A key question was whether we keep hospice in the name, said Graham. We ended up taking it out since we do palliative care and bereavement care for the community. Also, weve had many instances where family members ask staff to remove their badge, which says 'hospice, since they say it could upset the patient.
We were also looking to broaden our tent and encompass all services, which would also enable us to start conversations without using the 'H word, as it scares some families. Were proud of what we do, but were sensitive to patients. We also wanted something distinctive and ownable in the northeast that got the messaging across.
After narrowing the 200 potential names to 16, and then three, HNS conducted legal research to determine which could be trademarked. The final name was chosen in late August.
Rolling Out the New Name
In preparing to roll out the new name, HNS hired outside experts, including Pat Kennedy, a Boston-based marketing consultant, Fassino Design in Waltham to work on overall branding, including a new logo, Leo Rice for ad buying, Steve Dariotis for advertising design, and Lexington-based Auracana to develop videos.

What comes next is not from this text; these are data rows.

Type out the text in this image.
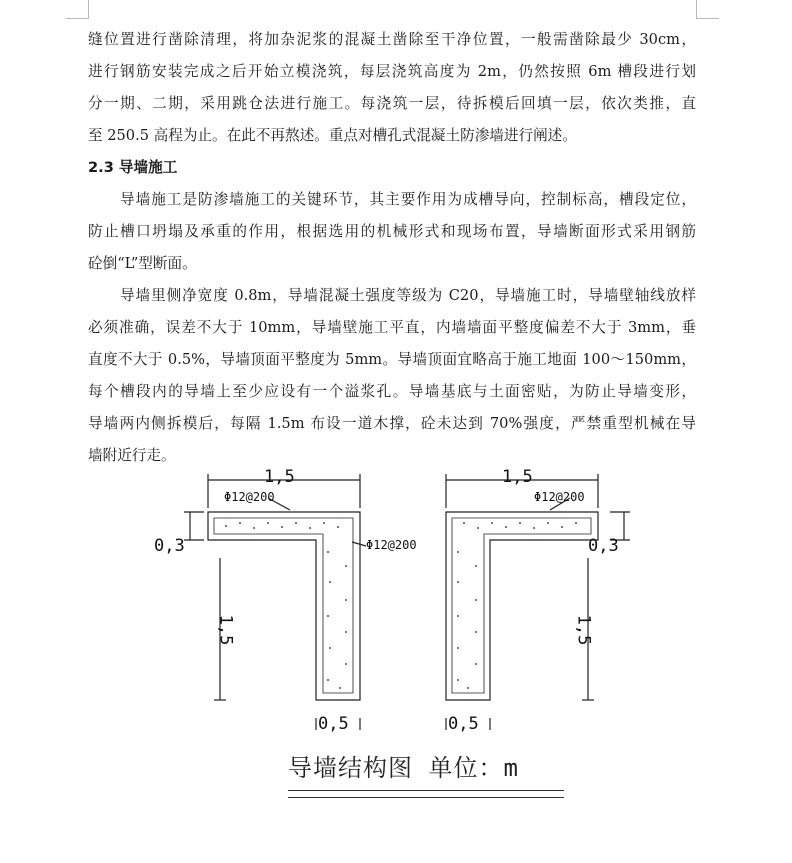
缝位置进行凿除清理，将加杂泥浆的混凝土凿除至干净位置，一般需凿除最少 30cm，
进行钢筋安装完成之后开始立模浇筑，每层浇筑高度为 2m，仍然按照 6m 槽段进行划
分一期、二期，采用跳仓法进行施工。每浇筑一层，待拆模后回填一层，依次类推，直
至 250.5 高程为止。在此不再熬述。重点对槽孔式混凝土防渗墙进行阐述。
2.3 导墙施工
导墙施工是防渗墙施工的关键环节，其主要作用为成槽导向，控制标高，槽段定位，
防止槽口坍塌及承重的作用，根据选用的机械形式和现场布置，导墙断面形式采用钢筋
砼倒“L”型断面。
导墙里侧净宽度 0.8m，导墙混凝土强度等级为 C20，导墙施工时，导墙壁轴线放样
必须准确，误差不大于 10mm，导墙壁施工平直，内墙墙面平整度偏差不大于 3mm，垂
直度不大于 0.5%，导墙顶面平整度为 5mm。导墙顶面宜略高于施工地面 100～150mm，
每个槽段内的导墙上至少应设有一个溢浆孔。导墙基底与土面密贴，为防止导墙变形，
导墙两内侧拆模后，每隔 1.5m 布设一道木撑，砼未达到 70%强度，严禁重型机械在导
墙附近行走。
1,5
Φ12@200
Φ12@200
0,3
1,5
0,5
1,5
Φ12@200
0,3
1,5
0,5
导墙结构图 单位：m
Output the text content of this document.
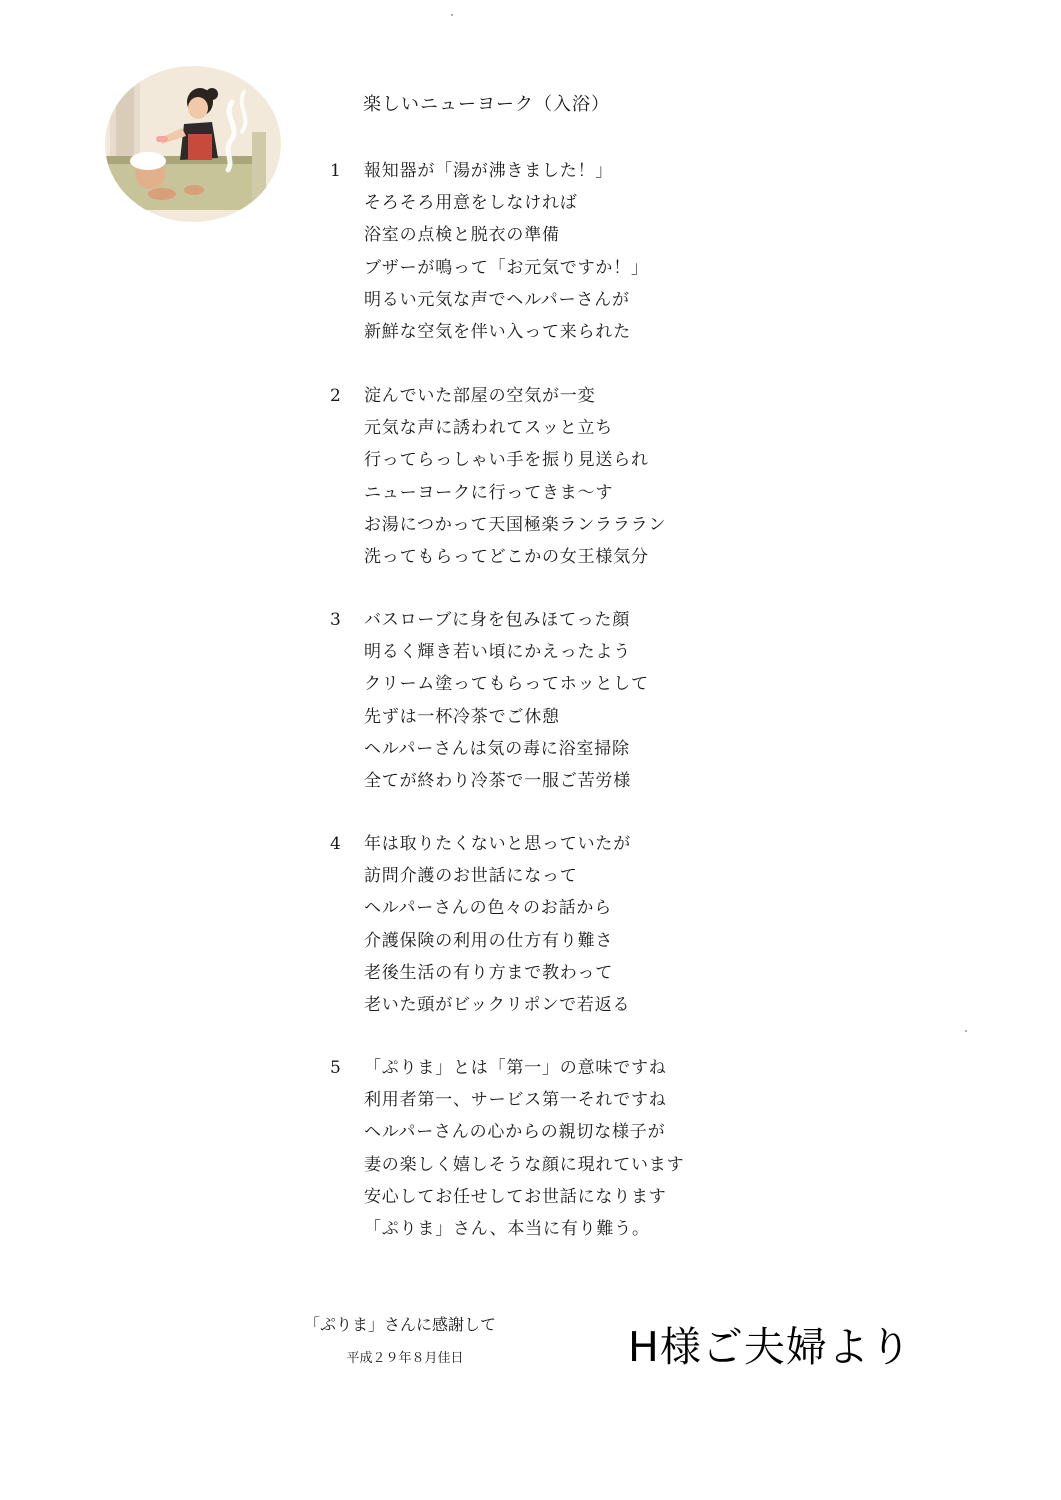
楽しいニューヨーク（入浴）
1	報知器が「湯が沸きました！」
そろそろ用意をしなければ
浴室の点検と脱衣の準備
ブザーが鳴って「お元気ですか！」
明るい元気な声でヘルパーさんが
新鮮な空気を伴い入って来られた
2	淀んでいた部屋の空気が一変
元気な声に誘われてスッと立ち
行ってらっしゃい手を振り見送られ
ニューヨークに行ってきま〜す
お湯につかって天国極楽ランラララン
洗ってもらってどこかの女王様気分
3	バスローブに身を包みほてった顔
明るく輝き若い頃にかえったよう
クリーム塗ってもらってホッとして
先ずは一杯冷茶でご休憩
ヘルパーさんは気の毒に浴室掃除
全てが終わり冷茶で一服ご苦労様
4	年は取りたくないと思っていたが
訪問介護のお世話になって
ヘルパーさんの色々のお話から
介護保険の利用の仕方有り難さ
老後生活の有り方まで教わって
老いた頭がビックリポンで若返る
5	「ぷりま」とは「第一」の意味ですね
利用者第一、サービス第一それですね
ヘルパーさんの心からの親切な様子が
妻の楽しく嬉しそうな顔に現れています
安心してお任せしてお世話になります
「ぷりま」さん、本当に有り難う。
「ぷりま」さんに感謝して
平成２９年８月佳日	H様ご夫婦より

We wanted to launch the new name in November in connection with National Hospice and Palliative Care Month, and target January 1 as the official switchover date, Graham said.
To launch the name, HNS is now engaged in a media/roll-out campaign that will eventually cost about $400,000. It includes:
- A public launch event at Burlington Marriott last November for donors, referrals sources, employees, and volunteers.
- Updating the website
- Public relations, including employee and patient communications
- New brochures and marketing materials, as well as signage and internal forms
- Print newspaper ads, that started running Jan. 1, in more than 30 newspapers from the North Shore to Needham, Newton, and Brookline.
- Online banners in Essex, Suffolk, Norfolk, Middlesex county newspapers covering more than 90 communities
- Radio advertising, including 30-second spots for two months on WBZ, 10-second intros for six weeks on WBUR, and ads for one year on North Shore 104.9
- Cable TV advertising consisting of 30-second spots to reach 149,000 households via the HGTV, Food Network, Lifetime, and Hallmark channels
- Billboards in Beverly, Danvers, and Lynn for three months
- LinkedIn and Google adword search for a full year
It was a huge undertaking for us, said Graham. We had never done advertising before. We did it to reinforce name change, to try to get people to understand why we made the change.
She said special care was taken to educate the donor community, which was very attached to the original name: We wanted them to understand the business reasons for the change and to know that the new name works better for patients and families, too.